В особенности запомнилась мне лекция Ивана Михайловича о Паулине Ноланском, прочитанная им 7 декабря 1909 г. Это был одинокий носитель античной культуры в эпоху побед варварства. И вместе с тем Паулин бьи проникнут глубоким христианским пафосом. Это был аскет, но представитель столь редкого «светлого» аскетизма. Он жил со своей женой Терезой как брат с сестрой. Их духовный брак был озарен небывалым счастьем. Мягкий климат юга Италии развил в нем поэта. (Между прочим, Паулину приписывают изобретение колокольного звона.) Вот те обрывки, которые сохранились у меня в памяти. Я не имею возможности передать этот тихий голос учителя, такой молодой и сосредоточенный, повествовавший о жизни давно угаснувшей, воскрешенной перед нами, юношами, вступавшими в университет как в храм науки, о жизни, освещенной таким мягким светом. Времена расступились. Я видел отдаленный берег. Конец античности и заря средневековья были эпохой, особенно волновавшей мой юный ум своими вечерними красками, угасавшими в грозе и буре и сливающимися с утренней зарей новой эры.

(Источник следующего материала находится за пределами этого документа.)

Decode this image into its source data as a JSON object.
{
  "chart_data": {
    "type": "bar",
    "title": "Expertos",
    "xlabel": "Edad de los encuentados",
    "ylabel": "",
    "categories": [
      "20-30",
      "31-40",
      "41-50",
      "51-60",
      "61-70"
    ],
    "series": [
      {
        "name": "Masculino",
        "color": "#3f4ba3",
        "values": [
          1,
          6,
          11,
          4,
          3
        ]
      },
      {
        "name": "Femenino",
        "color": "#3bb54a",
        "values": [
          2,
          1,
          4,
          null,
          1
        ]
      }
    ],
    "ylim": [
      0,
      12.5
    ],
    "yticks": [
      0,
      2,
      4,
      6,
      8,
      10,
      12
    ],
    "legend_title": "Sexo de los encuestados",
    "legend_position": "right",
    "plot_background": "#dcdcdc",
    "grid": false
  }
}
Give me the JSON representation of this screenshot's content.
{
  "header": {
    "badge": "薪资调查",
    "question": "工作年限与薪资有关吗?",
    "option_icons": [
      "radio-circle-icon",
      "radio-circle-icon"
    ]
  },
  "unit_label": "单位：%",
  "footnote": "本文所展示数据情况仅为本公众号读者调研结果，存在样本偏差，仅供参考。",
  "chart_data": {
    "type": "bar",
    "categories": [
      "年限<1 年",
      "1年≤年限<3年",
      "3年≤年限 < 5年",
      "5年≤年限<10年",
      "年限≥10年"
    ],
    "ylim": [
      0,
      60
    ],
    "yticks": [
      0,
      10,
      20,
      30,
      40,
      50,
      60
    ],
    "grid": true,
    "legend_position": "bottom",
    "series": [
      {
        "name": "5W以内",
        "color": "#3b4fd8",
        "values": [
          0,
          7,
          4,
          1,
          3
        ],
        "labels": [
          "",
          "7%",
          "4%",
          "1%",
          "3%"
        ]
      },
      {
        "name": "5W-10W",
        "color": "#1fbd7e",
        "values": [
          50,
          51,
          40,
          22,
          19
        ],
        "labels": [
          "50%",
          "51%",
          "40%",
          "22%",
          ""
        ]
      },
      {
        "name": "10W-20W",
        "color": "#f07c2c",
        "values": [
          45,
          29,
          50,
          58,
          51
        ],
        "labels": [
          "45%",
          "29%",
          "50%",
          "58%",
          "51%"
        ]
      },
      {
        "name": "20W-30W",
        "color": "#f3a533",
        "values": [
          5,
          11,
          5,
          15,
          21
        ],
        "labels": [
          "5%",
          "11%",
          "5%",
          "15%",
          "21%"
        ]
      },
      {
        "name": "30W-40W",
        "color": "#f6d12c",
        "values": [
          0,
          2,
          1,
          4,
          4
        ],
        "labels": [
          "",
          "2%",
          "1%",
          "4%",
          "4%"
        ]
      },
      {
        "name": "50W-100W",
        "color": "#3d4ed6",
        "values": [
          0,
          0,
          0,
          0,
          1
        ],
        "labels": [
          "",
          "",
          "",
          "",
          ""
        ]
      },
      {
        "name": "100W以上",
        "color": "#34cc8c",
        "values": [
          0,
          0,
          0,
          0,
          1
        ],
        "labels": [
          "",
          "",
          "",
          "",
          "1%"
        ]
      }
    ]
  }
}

(Этот же обостренный интерес к тому времени привлек меня к Герцену, который постоянно возвращался в своих думах к концу античного мира).

Когда Иван Михайлович свою лекцию о Паулине Ноланском кончил и сошел с кафедры, наступила тишина. Нас охватило какое-то чудесное раздумье. По указанию Ивана Михайловича я читал тогда «Падение язычества» Гастона Буасье. Этой книги нигде нельзя было достать, и я ходил тогда по вечерам работать над ней в Публичной библиотеке. Ходил туда с Таней Оберучевой, и возвращались мы вместе на Петербургскую сторону.

Мы шли по тихим закоулкам между Каменноостровским и Большим проспектами. Это были дни, когда выпало много снега. Белая парча сверкала звездами от яркого света луны. Помню кирху близ Ситного рынка, похожую на ту, что я видел в Троньеме16. И все, что было тогда вокруг, все это я воспринимал сквозь приз-

 


16 Речь идет о путешествии Н. П. по Норвегии.

- 170 -

му образов давно минувших времен, тех образов, которые с таким искусством и такой любовью сумел воссоздать учитель.

Каждая эпоха имеет свой аромат, свой особый «звук», его можно назвать couleur temporal*, как бывает couleur local**. Но этот запах, этот цвет передать может только историк-художник. Не историк-эстет, любующийся героическими деяниями, красочностью культуры, яркостью личностей, а тот, кто постигает глубину всех движений, кто слышит «дольней лозы прозябанье»; эти движения, происходившие в отдельных эпохах, в душах отдельных людей и целых народов, Может воссоздать внутри себя и передать другим именно историк-художник. И при этом все согреть и осмыслить глубоко проникающим моральным светом.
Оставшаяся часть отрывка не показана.